The system must allow the definition of the service workflow as code,
from the infrastructure, to model training and application packaging.
This requires two parts. First, fully documenting the modelling
experiments guaranteeing its reproducibility, which includes providing
the data (i.e., link to the exact dataset) and code with the exact
environment (e.g., by using conda and
venv under Python, or
renv in R),
the pre-trained models and all the required parameters, hyperparameters
and similar, as well as controlling the randomness of such models (e.g.,
initialising seed state). Such data should be indexed by the system and
allow anyone to rerun the experiment and obtain the exact model and
results.
Secondly, the entire analytics pipeline should be documented as code,
from infrastructure to the application level. This allows for the exact
replication of the build, test, package and deployment.
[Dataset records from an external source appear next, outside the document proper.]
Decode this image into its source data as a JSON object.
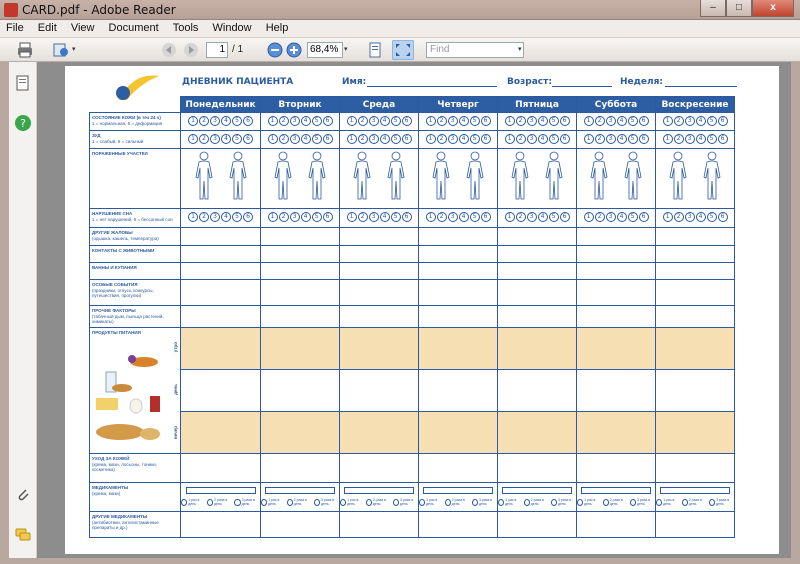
{
  "window": {
    "title": "CARD.pdf - Adobe Reader",
    "minimize": "–",
    "maximize": "□",
    "close": "x"
  },
  "menu": [
    "File",
    "Edit",
    "View",
    "Document",
    "Tools",
    "Window",
    "Help"
  ],
  "toolbar": {
    "current_page": "1",
    "page_total": "/ 1",
    "zoom": "68,4%",
    "find_placeholder": "Find"
  },
  "document": {
    "title": "ДНЕВНИК ПАЦИЕНТА",
    "name_label": "Имя:",
    "age_label": "Возраст:",
    "week_label": "Неделя:",
    "days": [
      "Понедельник",
      "Вторник",
      "Среда",
      "Четверг",
      "Пятница",
      "Суббота",
      "Воскресение"
    ],
    "scale_values": [
      "1",
      "2",
      "3",
      "4",
      "5",
      "6"
    ],
    "rows": {
      "skin": {
        "label": "СОСТОЯНИЕ КОЖИ (в теч 24 ч)",
        "note": "1 = нормальная, 6 = деформация"
      },
      "itch": {
        "label": "ЗУД",
        "note": "1 = слабый, 6 = сильный"
      },
      "affected": {
        "label": "ПОРАЖЕННЫЕ УЧАСТКИ"
      },
      "sleep": {
        "label": "НАРУШЕНИЕ СНА",
        "note": "1 = нет нарушений, 6 = бессонный сон"
      },
      "other": {
        "label": "ДРУГИЕ ЖАЛОБЫ",
        "note": "(одышка, кашель, температура)"
      },
      "animals": {
        "label": "КОНТАКТЫ С ЖИВОТНЫМИ"
      },
      "baths": {
        "label": "ВАННЫ И КУПАНИЯ"
      },
      "events": {
        "label": "ОСОБЫЕ СОБЫТИЯ",
        "note": "(праздники, отпуск, конкурсы, путешествия, прогулки)"
      },
      "factors": {
        "label": "ПРОЧИЕ ФАКТОРЫ",
        "note": "(табачный дым, пыльца растений, химикаты)"
      },
      "food": {
        "label": "ПРОДУКТЫ ПИТАНИЯ"
      },
      "care": {
        "label": "УХОД ЗА КОЖЕЙ",
        "note": "(крема, мази, лосьоны, тоники, косметика)"
      },
      "meds": {
        "label": "МЕДИКАМЕНТЫ",
        "note": "(крема, мази)"
      },
      "other_meds": {
        "label": "ДРУГИЕ МЕДИКАМЕНТЫ",
        "note": "(антибиотики, антигистаминные препараты и др.)"
      }
    },
    "meals": [
      "утро",
      "день",
      "вечер"
    ],
    "med_options": [
      "1 раз в день",
      "2 раза в день",
      "3 раза в день"
    ]
  }
}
Over the last
decade several technologies and sets of practices have appeared to
attain such goals, normally linked to software development concepts such
as DevOps, MLOps and GitOps. GitHub provides
Actions
to attain continuous integration and deployment, allowing the automation
of the entire workflow of a software service, from building to testing
and deploying, based on simple text files (YAML). On the other hand,
Docker images and similar solutions allow services to be containerized
using similar simple definitions and shared. Going a step further, it is
nowadays possible to define both the infrastructure and how services
interact as code too (e.g., used under Docker compose or with Terraform
and Kubernetes).
Thus, such concepts must be exploited by the processing component,
allowing the submission of novel analytics pipelines fully documented as
code. As the number of annotated datasets grows over time, the system
might schedule the retraining of models and associated pipelines,
reporting the results and, if desired, replacing the existing analytics
pipelines. Moreover, all the details, code and pre-trained models can be
provided, so anyone can reuse the models and code anywhere. Given the
computation power needed, possibly requiring several GPUs for bursts of
work, hybrid solutions offloading part of this work to cloud providers
could be implemented, as an alternative to hosting and managing GPU
clusters.